Does that mean that the FDA is “friendly” to the pharmaceutical sector? Or that, as some would claim, that the FDA is under the thumb of Big Pharma? On the whole, I would say “yes” to the first question and “no” to the second. Permit me to tell you a story that may illuminate those questions.
Back in October 2017, I posted a Doc Gumshoe piece, entitled “Pain Management vs. Opioid Abuse: Glimmers of Light,” which included an optimistic prediction about a drug, then in development, from Nektar Therapeutics, called oxycodegol, but then just labeled NKTR-181. Based on the information then available, I thought that the drug was likely to fill a much needed niche in pain management.

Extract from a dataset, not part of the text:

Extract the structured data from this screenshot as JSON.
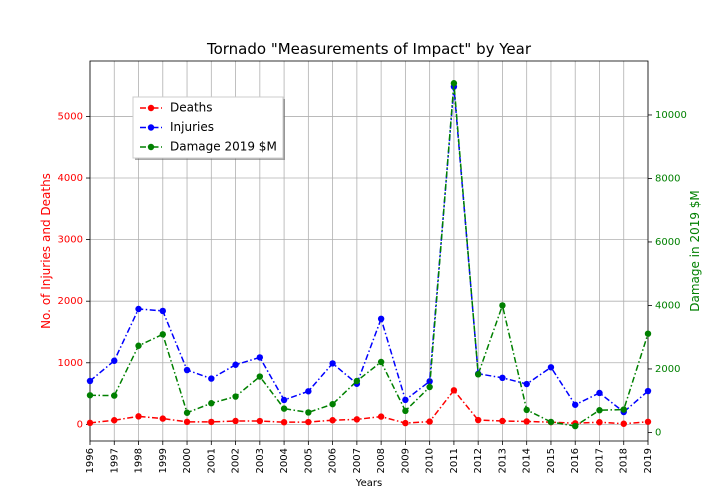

My optimism was based on several of the drug’s basic characteristics. First, that is was absorbed very slowly and took about eight hours to cross the blood-brain barrier, which would make it extremely unlikely that seekers of an opioid high would find it the least bit attractive.
Also, at higher than the recommended dosage, the Nektar drug produced highly disagreeable side effects – nausea, vomiting, constipation, headache, fatigue. At high doses, these nasty side effects emerged before any signs of narcotic highs.
Therefore, the Nektar drug looked like an excellent candidate for chronic pain relief, which is what the company was targeting. Nektar therefore applied to the FDA for a fast track indication for their drug for the treatment of chronic pain in cancer patients, based on a single clinical trial. It was a shock and surprise when, on January 15, 2020, the FDA Advisory Committee rejected the application by a vote of 27 to 0.
This was based not so much on the data supplied to the Advisory Committee as on the fact that Nektar wanted approval based on just one clinical trial. Nonetheless, Nektar has announced that it would do no further development work on oxycodegol, claiming that spending the additional $125 million that it would take to do a further clinical trial and submit it to the FDA would be wasted.
Another proposed pain medication, Aximris XR from Intellipharmaceutics also got a big thumbs down from the FDA Advisory Committee, which voted 24 to 2 to reject the application Aximris XR is supposedly an abuse-deterrent controlled-release oral formulation of oxycodone hydrochloride developed for long-term 24-hour pain release.
Overall, despite the general sense that the FDA is somewhat more friendly to the pharmaceutical industry than formerly, they are evidently very cautious when it comes to potentially addictive pain-killing drugs. As advisory committee member Steve Meisel, PharmD, of Fairview Health Services in Minneapolis, said at the oxycodegol review, “We can’t approve a drug in the midst of a public health crisis on the basis of speculation.”